In March 2026, IHDSC director, Dr. Erin Godfrey, and affiliate, Dr. Shabnam Javdani led a workshop in Sacramento County highlighting the evidence around how girls and gender expansive youth are uniquely and negatively impacted by the juvenile legal system, and how system actors, educators, advocacy groups, and community-based organizations can create systems change to redress these injustices. It represented a rare moment to learn directly from national and state experts and local leaders who are reshaping what sustainable public safety, accountability, restoration, and healing can look like -- for girls and gender expansive youth, and ultimately for all communities affected by mass incarceration.
Drs. Javdani and Godfrey highlighted the racialized disparities that continue to characterize the juvenile legal system. They noted, for example, that Black girls and gender expansive youth make up over 50% of girls in custody in Sacramento County, despite representing only 2% of the county’s youth population. They also described how these disparities are best understood as a problem with the system, not a problem with girls. For example, almost 70% of girls’ arrests in California are for misdemeanor offenses, which are low-level charges for things like petty theft, skipping school, running away, and violating curfew. Not only do they not pose any risk to public safety, but they are largely driven by experiences of trauma, struggles with mental health, and need for food, safe housing, and other material resources. The solution? Drs.

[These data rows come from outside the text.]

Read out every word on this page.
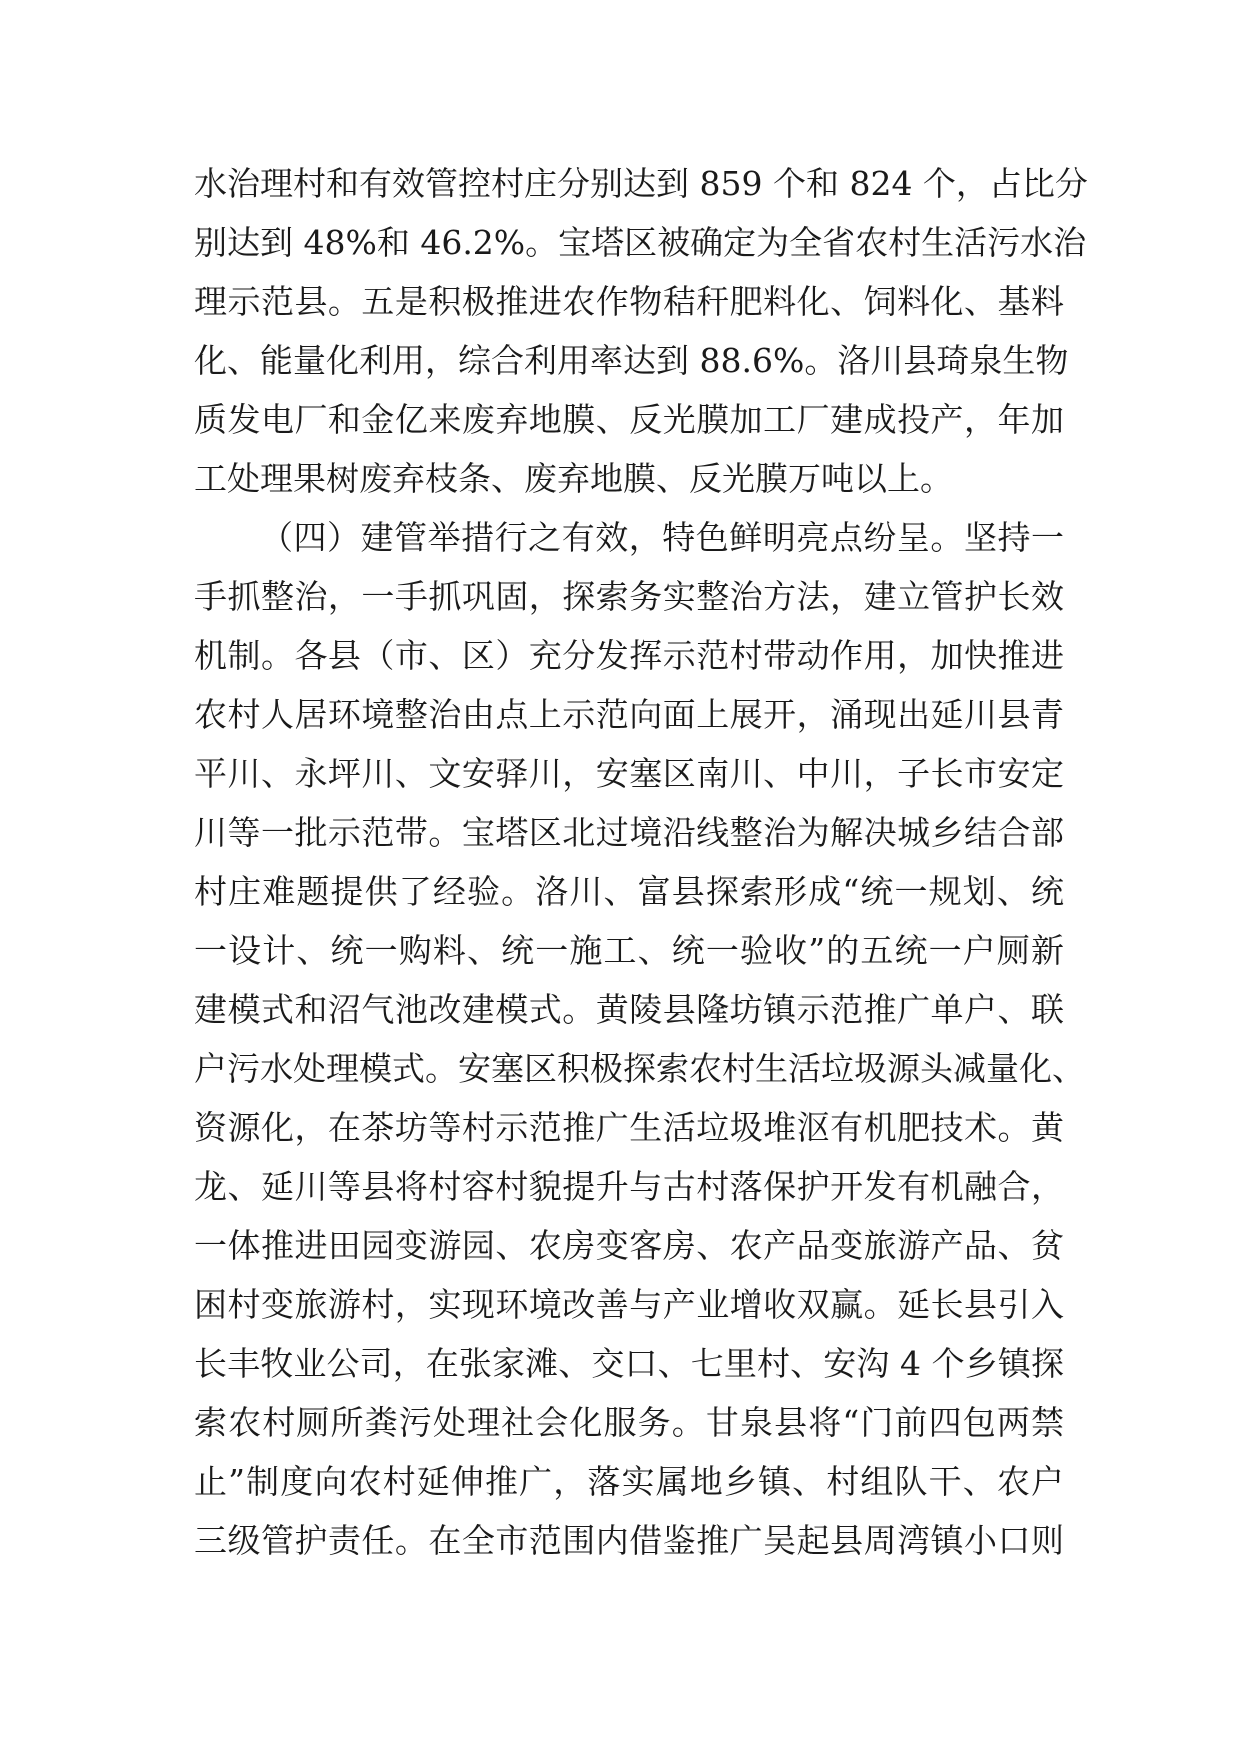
水治理村和有效管控村庄分别达到 859 个和 824 个，占比分
别达到 48%和 46.2%。宝塔区被确定为全省农村生活污水治
理示范县。五是积极推进农作物秸秆肥料化、饲料化、基料
化、能量化利用，综合利用率达到 88.6%。洛川县琦泉生物
质发电厂和金亿来废弃地膜、反光膜加工厂建成投产，年加
工处理果树废弃枝条、废弃地膜、反光膜万吨以上。
（四）建管举措行之有效，特色鲜明亮点纷呈。坚持一
手抓整治，一手抓巩固，探索务实整治方法，建立管护长效
机制。各县（市、区）充分发挥示范村带动作用，加快推进
农村人居环境整治由点上示范向面上展开，涌现出延川县青
平川、永坪川、文安驿川，安塞区南川、中川，子长市安定
川等一批示范带。宝塔区北过境沿线整治为解决城乡结合部
村庄难题提供了经验。洛川、富县探索形成“统一规划、统
一设计、统一购料、统一施工、统一验收”的五统一户厕新
建模式和沼气池改建模式。黄陵县隆坊镇示范推广单户、联
户污水处理模式。安塞区积极探索农村生活垃圾源头减量化、
资源化，在茶坊等村示范推广生活垃圾堆沤有机肥技术。黄
龙、延川等县将村容村貌提升与古村落保护开发有机融合，
一体推进田园变游园、农房变客房、农产品变旅游产品、贫
困村变旅游村，实现环境改善与产业增收双赢。延长县引入
长丰牧业公司，在张家滩、交口、七里村、安沟 4 个乡镇探
索农村厕所粪污处理社会化服务。甘泉县将“门前四包两禁
止”制度向农村延伸推广，落实属地乡镇、村组队干、农户
三级管护责任。在全市范围内借鉴推广吴起县周湾镇小口则
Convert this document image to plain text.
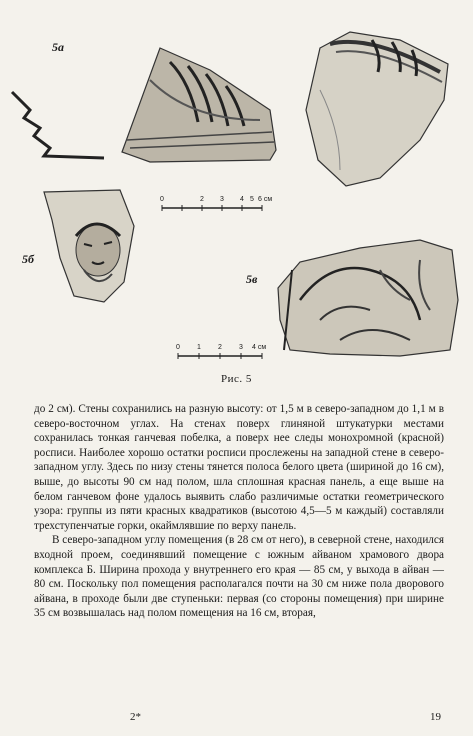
5а
5б
5в
0	2 3 4 5 6 см
0 1 2 3 4 см
Рис. 5

до 2 см). Стены сохранились на разную высоту: от 1,5 м в северо-западном до 1,1 м в северо-восточном углах. На стенах поверх глиняной штукатурки местами сохранилась тонкая ганчевая побелка, а поверх нее следы монохромной (красной) росписи. Наиболее хорошо остатки росписи прослежены на западной стене в северо-западном углу. Здесь по низу стены тянется полоса белого цвета (шириной до 16 см), выше, до высоты 90 см над полом, шла сплошная красная панель, а еще выше на белом ганчевом фоне удалось выявить слабо различимые остатки геометрического узора: группы из пяти красных квадратиков (высотою 4,5—5 м каждый) составляли трехступенчатые горки, окаймлявшие по верху панель.

В северо-западном углу помещения (в 28 см от него), в северной стене, находился входной проем, соединявший помещение с южным айваном храмового двора комплекса Б. Ширина прохода у внутреннего его края — 85 см, у выхода в айван — 80 см. Поскольку пол помещения располагался почти на 30 см ниже пола дворового айвана, в проходе были две ступеньки: первая (со стороны помещения) при ширине 35 см возвышалась над полом помещения на 16 см, вторая,

2*	19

Javdani and Godfrey argue that we need to shut down common onramps into the juvenile legal system and resource community-based programs that can respond to girls’ and gender-expansive youth’s experiences and needs outside of it.
This workshop was part of the first in a series of summits to formally launch Sacramento’s Community Action Network to End Girls Incarceration led by the Justice2Jobs Coalition and was an extension of partnerships with the CA Office of Youth and Community Restoration, Vera Institute of Justice and Reimagine Freedom / The Young Women's Freedom Center supported by IHDSC.
This year‑long effort aims to bring communities together, confront the disturbing, and sometimes, hard-to-hear facts of the mass incarceration system and structure and their connection to mental health, community health, race, and poverty, and build the solutions our young people deserve.